How else to explain what keeps happening? 

Grit? Doggedness? Unflappability? 

Sure, why not? The traits are there for everyone to see. 

But when Cleveland put runners on first and second and the Tigers went to the bullpen for the third time in an inning – Beau Brieske to Sean Guenther to Will Vest – and the No. 2 hitter smashes a rising line drive to third? 

Of course, Matt Vierling was going to time his jump perfectly at third base to snag the screamer to end the threat. And of course, Vierling was going to jump again, this time as he ran toward the dugout, and pump his fist, and holler the words the whole city wanted to holler: 

“Let’s (expletive) Go!!!” 

Tigers delivering a different kind of chaos

You get the idea. And if you’re late to the party, you aren't alone. The brigade grows by the game, one clutch maneuver, one clutch hit, one clutch pitch at a time. 

That nominal cleanup hitter? 

That would be Riley Greene, he of the liquid swing, a tantalizing talent who’d struggled during the playoffs but who happily talked before the game about the team and his teammates, giving no hint that he felt pressure. 

So, when he got to the plate with Parker Meadows at second and the chance to grab a lead in the first inning, the All-Star calmly hit a seeing-eye single up the middle.  

Five innings later, his closest clubhouse mate and fellow saver of the franchise, Spencer Torkelson, batted his first run in, too. The maligned first baseman with the weight of draft expectation finally got a hit. 

Torkelson, who’d gone 0-fer in the postseason in 12 at-bats, yanked a 92-mph fastball down the line to the left-field wall, driving in Colt Keith. He raised his arm when he reached second. Relief, no doubt. But ask him and he’d tell you he felt more elation. 

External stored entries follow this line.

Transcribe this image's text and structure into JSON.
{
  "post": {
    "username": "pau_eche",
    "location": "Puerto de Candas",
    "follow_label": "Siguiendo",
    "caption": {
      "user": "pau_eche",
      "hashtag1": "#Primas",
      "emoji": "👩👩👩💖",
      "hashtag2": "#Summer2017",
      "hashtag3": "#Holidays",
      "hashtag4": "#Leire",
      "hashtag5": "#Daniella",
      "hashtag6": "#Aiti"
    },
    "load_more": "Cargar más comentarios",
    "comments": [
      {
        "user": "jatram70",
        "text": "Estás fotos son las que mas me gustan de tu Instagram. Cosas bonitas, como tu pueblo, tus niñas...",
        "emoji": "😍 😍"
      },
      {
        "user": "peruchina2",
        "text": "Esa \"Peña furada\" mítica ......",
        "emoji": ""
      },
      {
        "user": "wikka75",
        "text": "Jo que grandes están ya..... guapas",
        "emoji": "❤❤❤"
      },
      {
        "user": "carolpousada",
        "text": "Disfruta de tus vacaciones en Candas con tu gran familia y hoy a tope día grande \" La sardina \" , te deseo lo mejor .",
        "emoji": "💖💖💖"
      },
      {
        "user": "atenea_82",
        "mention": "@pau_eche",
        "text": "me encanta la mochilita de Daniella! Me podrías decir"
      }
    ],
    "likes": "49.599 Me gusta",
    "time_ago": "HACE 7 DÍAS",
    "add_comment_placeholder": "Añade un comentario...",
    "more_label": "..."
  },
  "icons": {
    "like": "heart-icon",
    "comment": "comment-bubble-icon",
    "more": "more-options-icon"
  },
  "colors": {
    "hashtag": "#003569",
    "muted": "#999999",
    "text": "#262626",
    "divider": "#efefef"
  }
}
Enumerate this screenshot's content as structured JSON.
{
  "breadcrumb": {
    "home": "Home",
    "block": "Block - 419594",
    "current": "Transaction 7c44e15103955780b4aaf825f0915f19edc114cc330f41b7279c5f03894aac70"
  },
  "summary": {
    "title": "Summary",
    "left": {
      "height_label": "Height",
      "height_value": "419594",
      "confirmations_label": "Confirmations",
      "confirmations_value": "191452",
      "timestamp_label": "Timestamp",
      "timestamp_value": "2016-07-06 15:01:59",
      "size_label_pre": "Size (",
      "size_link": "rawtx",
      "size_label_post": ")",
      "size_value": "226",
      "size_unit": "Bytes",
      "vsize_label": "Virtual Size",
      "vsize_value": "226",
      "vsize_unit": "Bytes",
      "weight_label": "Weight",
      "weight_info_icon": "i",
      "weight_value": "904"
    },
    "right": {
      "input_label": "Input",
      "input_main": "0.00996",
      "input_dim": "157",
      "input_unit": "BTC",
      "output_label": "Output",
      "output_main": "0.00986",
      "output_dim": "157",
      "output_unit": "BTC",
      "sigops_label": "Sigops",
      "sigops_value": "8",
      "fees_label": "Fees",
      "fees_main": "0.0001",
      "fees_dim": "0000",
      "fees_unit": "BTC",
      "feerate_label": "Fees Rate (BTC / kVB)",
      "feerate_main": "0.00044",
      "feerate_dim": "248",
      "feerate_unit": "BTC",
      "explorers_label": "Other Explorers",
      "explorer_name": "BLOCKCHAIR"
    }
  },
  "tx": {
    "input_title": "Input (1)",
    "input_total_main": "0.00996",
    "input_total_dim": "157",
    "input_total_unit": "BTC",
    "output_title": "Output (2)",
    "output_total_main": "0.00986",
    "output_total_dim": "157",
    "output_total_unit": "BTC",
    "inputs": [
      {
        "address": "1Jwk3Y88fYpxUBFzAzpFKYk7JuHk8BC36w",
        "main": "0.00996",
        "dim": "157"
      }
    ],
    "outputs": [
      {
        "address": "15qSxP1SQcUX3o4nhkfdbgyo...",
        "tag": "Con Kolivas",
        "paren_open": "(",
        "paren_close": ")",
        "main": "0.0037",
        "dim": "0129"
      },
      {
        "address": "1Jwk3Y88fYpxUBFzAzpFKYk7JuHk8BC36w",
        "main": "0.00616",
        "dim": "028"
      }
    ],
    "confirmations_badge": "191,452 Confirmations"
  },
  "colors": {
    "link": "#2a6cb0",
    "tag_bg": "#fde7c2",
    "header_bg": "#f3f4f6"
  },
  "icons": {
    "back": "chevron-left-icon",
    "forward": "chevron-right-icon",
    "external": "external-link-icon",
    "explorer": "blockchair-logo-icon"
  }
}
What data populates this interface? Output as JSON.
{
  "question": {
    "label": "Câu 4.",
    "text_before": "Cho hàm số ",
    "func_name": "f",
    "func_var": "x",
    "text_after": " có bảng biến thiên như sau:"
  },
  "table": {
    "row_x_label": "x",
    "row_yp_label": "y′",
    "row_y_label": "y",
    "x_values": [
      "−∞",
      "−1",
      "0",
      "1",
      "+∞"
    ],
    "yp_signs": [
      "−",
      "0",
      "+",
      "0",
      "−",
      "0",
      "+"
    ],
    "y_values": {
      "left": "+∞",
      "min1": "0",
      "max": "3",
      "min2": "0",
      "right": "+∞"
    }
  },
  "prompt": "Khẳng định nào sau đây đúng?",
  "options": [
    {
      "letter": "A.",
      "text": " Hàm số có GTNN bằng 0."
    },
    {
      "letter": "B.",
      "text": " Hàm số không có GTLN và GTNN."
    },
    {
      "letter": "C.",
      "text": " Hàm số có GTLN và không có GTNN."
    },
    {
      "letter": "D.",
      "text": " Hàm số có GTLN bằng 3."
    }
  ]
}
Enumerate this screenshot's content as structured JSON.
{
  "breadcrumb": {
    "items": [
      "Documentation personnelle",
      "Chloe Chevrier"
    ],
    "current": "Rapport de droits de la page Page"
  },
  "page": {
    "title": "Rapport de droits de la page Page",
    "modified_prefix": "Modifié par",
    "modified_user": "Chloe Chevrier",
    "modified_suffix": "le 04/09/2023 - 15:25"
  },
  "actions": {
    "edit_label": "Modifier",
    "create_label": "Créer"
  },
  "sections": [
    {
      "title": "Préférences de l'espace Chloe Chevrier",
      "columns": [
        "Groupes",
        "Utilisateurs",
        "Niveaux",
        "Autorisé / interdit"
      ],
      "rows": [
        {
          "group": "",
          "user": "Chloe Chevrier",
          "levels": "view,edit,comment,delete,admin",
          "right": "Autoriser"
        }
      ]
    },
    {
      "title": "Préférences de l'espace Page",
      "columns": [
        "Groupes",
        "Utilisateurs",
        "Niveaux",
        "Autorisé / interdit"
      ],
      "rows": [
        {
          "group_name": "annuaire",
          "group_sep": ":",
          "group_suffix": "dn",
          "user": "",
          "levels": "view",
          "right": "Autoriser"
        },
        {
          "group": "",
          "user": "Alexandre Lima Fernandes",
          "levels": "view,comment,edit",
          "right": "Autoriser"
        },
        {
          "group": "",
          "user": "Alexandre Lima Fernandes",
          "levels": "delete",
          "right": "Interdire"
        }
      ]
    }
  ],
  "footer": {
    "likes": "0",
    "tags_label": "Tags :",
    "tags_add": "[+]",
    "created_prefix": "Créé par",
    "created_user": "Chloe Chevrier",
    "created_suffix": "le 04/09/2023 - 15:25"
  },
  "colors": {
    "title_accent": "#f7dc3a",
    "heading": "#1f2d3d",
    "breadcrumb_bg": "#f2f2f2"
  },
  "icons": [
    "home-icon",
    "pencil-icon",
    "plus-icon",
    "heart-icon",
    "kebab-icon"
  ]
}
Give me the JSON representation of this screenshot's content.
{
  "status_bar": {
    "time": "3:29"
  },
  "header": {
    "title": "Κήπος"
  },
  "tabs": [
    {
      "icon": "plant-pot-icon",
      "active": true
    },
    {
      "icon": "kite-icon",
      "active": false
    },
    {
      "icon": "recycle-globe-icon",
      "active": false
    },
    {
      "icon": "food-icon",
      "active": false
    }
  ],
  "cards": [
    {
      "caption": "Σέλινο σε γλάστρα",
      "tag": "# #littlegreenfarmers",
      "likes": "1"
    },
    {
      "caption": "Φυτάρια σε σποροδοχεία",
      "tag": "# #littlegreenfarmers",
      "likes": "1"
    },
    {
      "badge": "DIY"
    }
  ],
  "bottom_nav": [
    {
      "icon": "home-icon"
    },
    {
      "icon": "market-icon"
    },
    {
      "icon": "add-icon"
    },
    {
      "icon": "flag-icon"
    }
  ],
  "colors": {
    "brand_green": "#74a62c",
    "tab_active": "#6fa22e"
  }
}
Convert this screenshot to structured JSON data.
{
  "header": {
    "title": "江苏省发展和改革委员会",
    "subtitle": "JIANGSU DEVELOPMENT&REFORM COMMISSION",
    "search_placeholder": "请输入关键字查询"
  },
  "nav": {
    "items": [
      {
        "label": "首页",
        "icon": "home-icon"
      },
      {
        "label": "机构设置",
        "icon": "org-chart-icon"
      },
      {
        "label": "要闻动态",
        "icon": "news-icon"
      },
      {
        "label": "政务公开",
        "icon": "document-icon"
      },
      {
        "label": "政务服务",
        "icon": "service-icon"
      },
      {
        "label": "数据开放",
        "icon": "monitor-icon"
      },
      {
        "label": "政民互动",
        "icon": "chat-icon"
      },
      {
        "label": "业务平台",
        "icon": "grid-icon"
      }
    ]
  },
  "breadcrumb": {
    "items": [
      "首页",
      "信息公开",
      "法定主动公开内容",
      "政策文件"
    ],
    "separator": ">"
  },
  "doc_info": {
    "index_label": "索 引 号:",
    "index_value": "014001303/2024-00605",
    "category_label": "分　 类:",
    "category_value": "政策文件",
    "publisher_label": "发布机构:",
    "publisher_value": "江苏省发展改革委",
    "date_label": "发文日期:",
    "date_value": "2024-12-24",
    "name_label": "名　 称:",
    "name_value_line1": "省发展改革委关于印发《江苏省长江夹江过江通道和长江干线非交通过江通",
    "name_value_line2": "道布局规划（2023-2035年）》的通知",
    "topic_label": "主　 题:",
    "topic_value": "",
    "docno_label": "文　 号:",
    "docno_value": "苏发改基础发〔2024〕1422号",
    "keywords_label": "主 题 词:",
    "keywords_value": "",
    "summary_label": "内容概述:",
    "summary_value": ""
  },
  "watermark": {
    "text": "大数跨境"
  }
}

Keith, by the way, is another unflappable rookie on a team full of them, doing things they aren’t supposed to be doing. Like Keider Montero, who got the start and needed six pitches to get three outs. 

And Brant Hurter, who followed Montero and threw 3⅓ innings, who gave way to Brieske, who gave way to Guenther, who gave way to Vest, who gave way to Holton.  

Got that? 

Good. Because these Tigers seem to get it, and keep giving it, as well.  

Pitching chaos

Sure.  

Yet that doesn’t begin to capture what is unfolding with our baseball team at the moment. How about calling it playoff chaos, too?